As of publication, eight had been hatched, and the Montshire reports that one more has cracked out of its shell.
Read all about our baby snappers in today’s @VNewsUV
We are now up to nine little ones. Very cute and fun to watch. Stop by and see them! 🐢🐢🐢
— Montshire (@MontshireMuseum) October 16, 2018
Liz has all the deets.
In the meantime, here are my two Upper Valley snapping turtle stories:
ONE. In my first few months here, in 2012, I banded together with a random group of passersby to help a snapping turtle cross Route 5 in Norwich near King Arthur Flour. At first (in what was, in retrospect, an Obvious Mistake) I just tried to pick up the turtle from the middle of the street, and the thing basically back-flipped off the ground and nearly shredded my face off, so I learned that lesson pretty quickly. Ultimately we used a random shopping basket and umbrella from the back of my car along with somebody’s ski pole to ferry the turtle across the way. It was one of my first very Upper Valley experiences™.
TWO. Here is a dramatic reenactment of a scene from this summer involving me and a snapping turtle in Enfield’s Cole Pond, when neither of us knew the other one was trying to lay out on a sunny rock and she walked headfirst into my toe.
Yes, you read that correctly.
Ahead of the 50th anniversary of the deadliest plane crash in NH history, people are sharing their memories
Valley News reporter Jared Pendak and photographer James M. Patterson accompanied a group that recently hiked to the crash site. They included the late pilot’s son, Jeff Rapsis, pictured above, who was 4 at the time of the crash in Etna on Oct. 25, 1968.
Jared’s and James’ story is here.
Our Facebook post promoting their story has evoked a lot of additional memories from people who remember the crash.
A few of the memories shared in the comments:
- Janet Lane Dunn: I remember being at a Friday night football game and the search helicopters flying over head.
- Chris Clement: I was 8. Seemed like every fire truck in the world went by my house in Etna that night.
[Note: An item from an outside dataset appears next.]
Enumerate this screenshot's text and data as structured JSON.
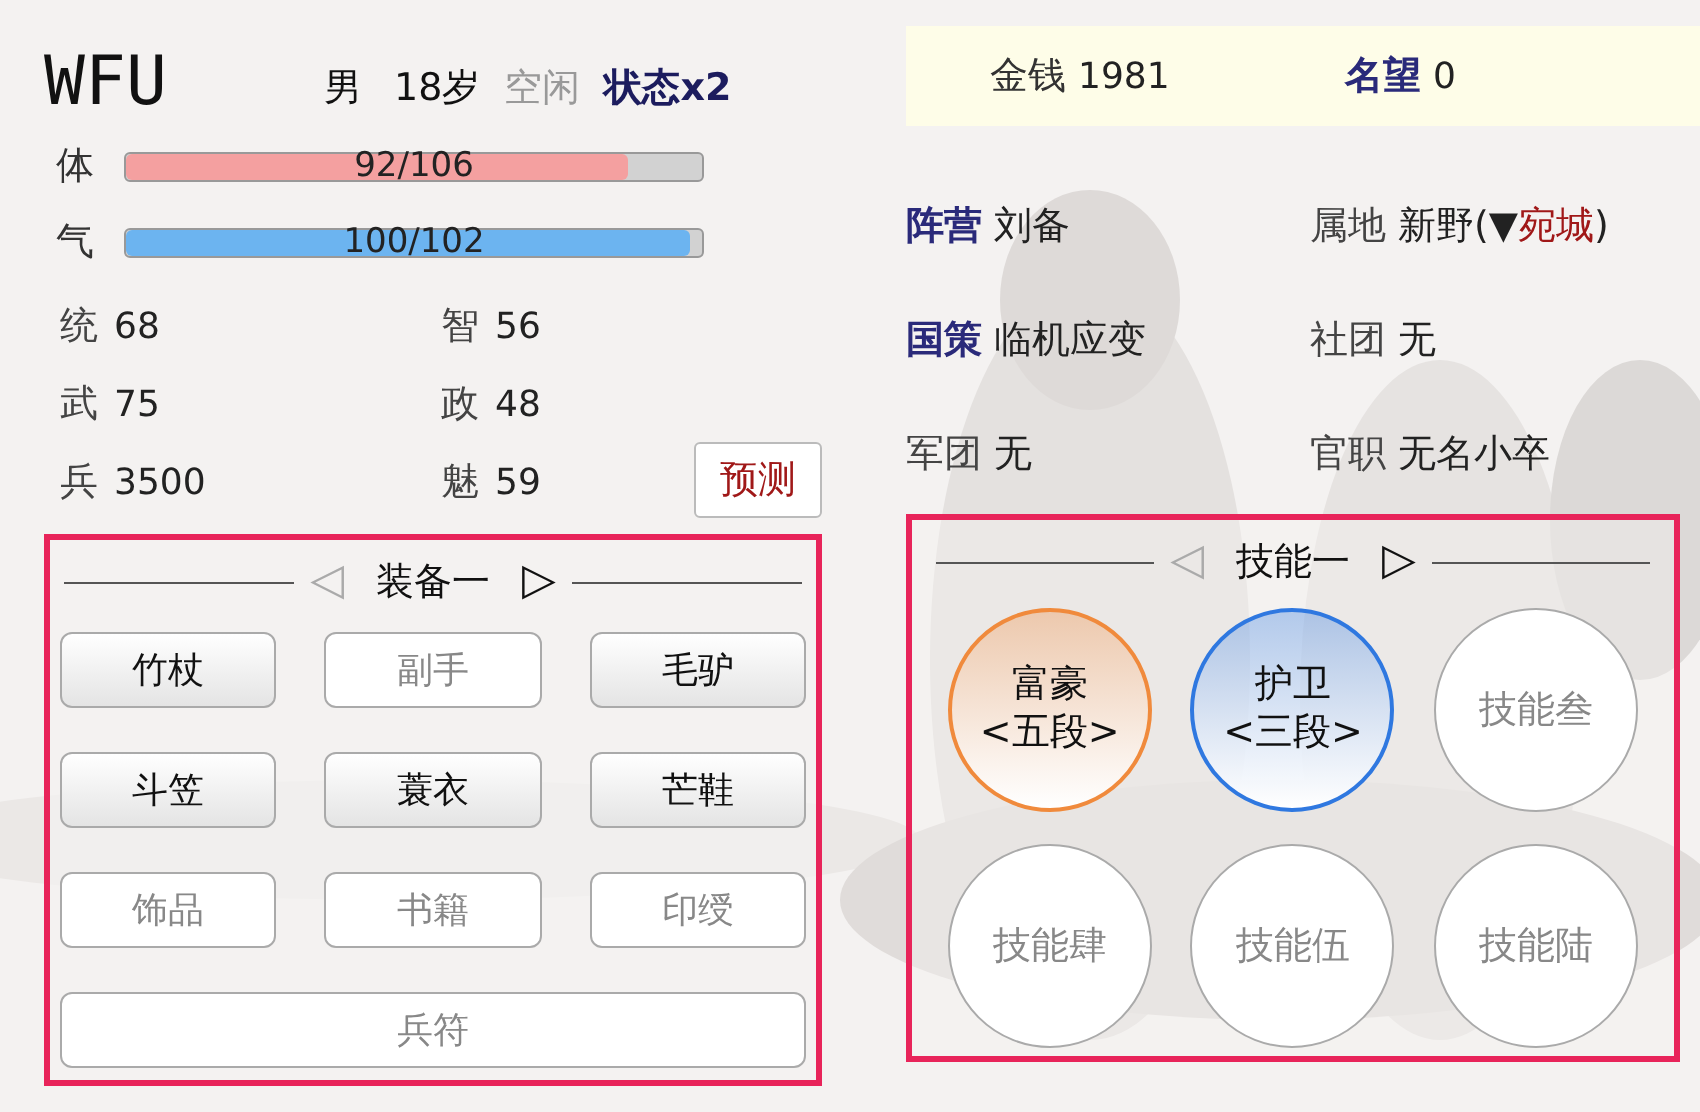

- Dolores C. Struckhoff: My Dad, Don Crate, as the Fire Chief in ENFIELD, was one of the first responders as he led his crew up the mountain. He never shared much about what he saw but I do remember him saying that although he never served on a battle field he could only imagine this was as bad a scene. I know it shook him up enormously and he never forgot it. I’m not positive, but I suspect this accident led the Fire Department to raise funds for Enfield’s first ambulance. On the night of the crash I was attending a Halloween Party overnight at Lauren Merrill’s on George Hill. I was 14.
- Gabby Heckmann Currier: Our 4-H organization was having our awards night at the Enfield Elementary School that evening. Kathy Ford our leader lived and still lives on May St.
- Virginia Putnam: I was 10, living in Enfield. I remember responders coming to get gas at my parents gas station and the news flying back and forth. Back in those pre internet pre cell phone days that was how it got around. People would drive in tell us something and it would get passed on.